La terre, toute parfumée, reparut aux yeux des voyageurs. Le ballon, tournant sur place au milieu des courants opposés, avait à peine dérivé; le docteur, laissant se contracter le gaz, descendit afin de saisir une direction plus septentrionale. Longtemps ses recherches furent vaines; le vent l’entraîna dans l’ouest, jusqu’en vue des célèbres montagnes de la Lune, qui s’arrondissent en demi-cercle autour de la pointe du lac Tanganayika; leur chaîne, peu accidentée, se détachait sur l’horizon bleuâtre; on eut dit une fortification naturelle, infranchissable aux explorateurs du centre de l’Afrique; quelques cônes isolés portaient la trace des neiges éternelles.

«Nous voilà, dit le docteur, dans un pays inexploré; le capitaine Burton s’est avancé fort avant dans l’ouest; mais il n’a pu atteindre ces montagnes célèbres; il en a même nié l’existence, affirmée par Speke son compagnon; il prétend qu’elles sont nées dans l’imagination de ce dernier; pour nous, mes amis, il n’y a plus de doute possible.

– Est-ce que nous les franchirons? demanda Kennedy.

– Non pas, s’il plaît à Dieu; j’espère trouver un vent favorable qui me ramènera à l’équateur; j’attendrai même, s’il le faut, et je ferai du Victoria comme d’un navire qui jette l’ancre par les vents contraires.»

Mais les prévisions du docteur ne devaient pas tarder à se réaliser. Après avoir essayé différentes hauteurs, le Victoria fila dans le nord-est avec une vitesse moyenne.

«Nous sommes dans la bonne direction, dit-il en consultant sa boussole, et à peine à deux cents pieds de terre, toutes circonstances heureuses pour reconnaître ces régions nouvelles; le capitaine Speke, en allant à la découverte du lac Ukéréoué, remontait plus à l’est, en droite ligne au-dessus de Kazeh.

– Irons-nous longtemps de la sorte? demanda Kennedy.

– Peut-être; notre but est de pousser une pointe du côté des sources du Nil, et nous avons plus de six cents milles à parcourir, jusqu’à la limite extrême atteinte par les explorateurs venus du Nord.

– Et nous ne mettrons pas pied à terre, fit Joe, histoire de se dégourdir les jambes?

– Si, vraiment; il faudra d’ailleurs ménager nos vivres, et, chemin faisant, mon brave Dick, tu nous approvisionneras de viande fraîche.

– Dès que tu le voudras, ami Samuel.

– Nous aurons aussi à renouveler notre réserve d’eau. Qui sait si nous ne serons pas entraînés vers des contrées arides. On ne saurait donc prendre trop de précautions.»

À midi, le Victoria se trouvait par 29° 15’de longitude et 3° 15’de latitude. Il dépassait le village d’Uyofu, dernière limite septentrionale de l’Unyamwezi, par le travers du lac Ukéréoué, que l’on ne pouvait encore apercevoir.

Les peuplades rapprochées de l’équateur semblent être un peu plus civilisées, et sont gouvernées par des monarques absolus, dont le despotisme est sans bornes; leur réunion la plus compacte constitue la province de Karagwah.

Il fut décidé entre les trois voyageurs qu’ils accosteraient la terre au premier emplacement favorable.

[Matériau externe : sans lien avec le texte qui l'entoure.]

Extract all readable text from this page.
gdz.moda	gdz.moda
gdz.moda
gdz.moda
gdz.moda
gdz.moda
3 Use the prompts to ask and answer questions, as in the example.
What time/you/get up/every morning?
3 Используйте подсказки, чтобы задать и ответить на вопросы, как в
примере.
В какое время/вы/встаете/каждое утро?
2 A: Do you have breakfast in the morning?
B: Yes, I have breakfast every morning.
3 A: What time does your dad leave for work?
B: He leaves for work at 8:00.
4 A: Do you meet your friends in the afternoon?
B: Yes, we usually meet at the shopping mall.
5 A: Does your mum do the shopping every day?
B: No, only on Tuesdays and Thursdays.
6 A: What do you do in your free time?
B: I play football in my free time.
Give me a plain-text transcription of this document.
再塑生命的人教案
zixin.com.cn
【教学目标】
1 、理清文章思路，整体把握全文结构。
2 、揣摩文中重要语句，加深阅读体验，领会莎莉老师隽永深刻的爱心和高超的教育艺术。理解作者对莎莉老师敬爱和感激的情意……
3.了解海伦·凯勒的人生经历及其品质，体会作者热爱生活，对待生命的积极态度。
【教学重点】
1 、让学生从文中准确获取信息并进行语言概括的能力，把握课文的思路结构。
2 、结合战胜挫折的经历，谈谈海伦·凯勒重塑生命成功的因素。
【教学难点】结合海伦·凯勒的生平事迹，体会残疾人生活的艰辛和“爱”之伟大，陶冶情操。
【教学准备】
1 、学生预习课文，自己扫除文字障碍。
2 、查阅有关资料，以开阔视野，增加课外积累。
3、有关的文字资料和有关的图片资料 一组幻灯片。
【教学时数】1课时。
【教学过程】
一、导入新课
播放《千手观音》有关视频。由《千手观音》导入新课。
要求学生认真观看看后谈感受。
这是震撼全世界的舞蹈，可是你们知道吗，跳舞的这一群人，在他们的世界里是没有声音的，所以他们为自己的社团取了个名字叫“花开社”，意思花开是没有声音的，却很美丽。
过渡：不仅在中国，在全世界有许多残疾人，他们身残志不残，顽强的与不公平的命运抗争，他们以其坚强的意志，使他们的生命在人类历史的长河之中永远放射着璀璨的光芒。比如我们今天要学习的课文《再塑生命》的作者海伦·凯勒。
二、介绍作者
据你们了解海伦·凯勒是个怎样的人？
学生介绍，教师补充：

On devait faire une halte prolongée, et l’aérostat serait soigneusement passé en revue; la flamme du chalumeau fut modérée; les ancres lancées au dehors de la nacelle vinrent bientôt raser les hautes herbes d’une immense prairie; d’une certaine hauteur, elle paraissait couverte d’un gazon ras, mais en réalité ce gazon avait de sept à huit pieds d’épaisseur.

Le Victoria effleurait ces herbes sans les courber, comme un papillon gigantesque. Pas un obstacle en vue. C’était comme un océan de verdure sans un seul brisant.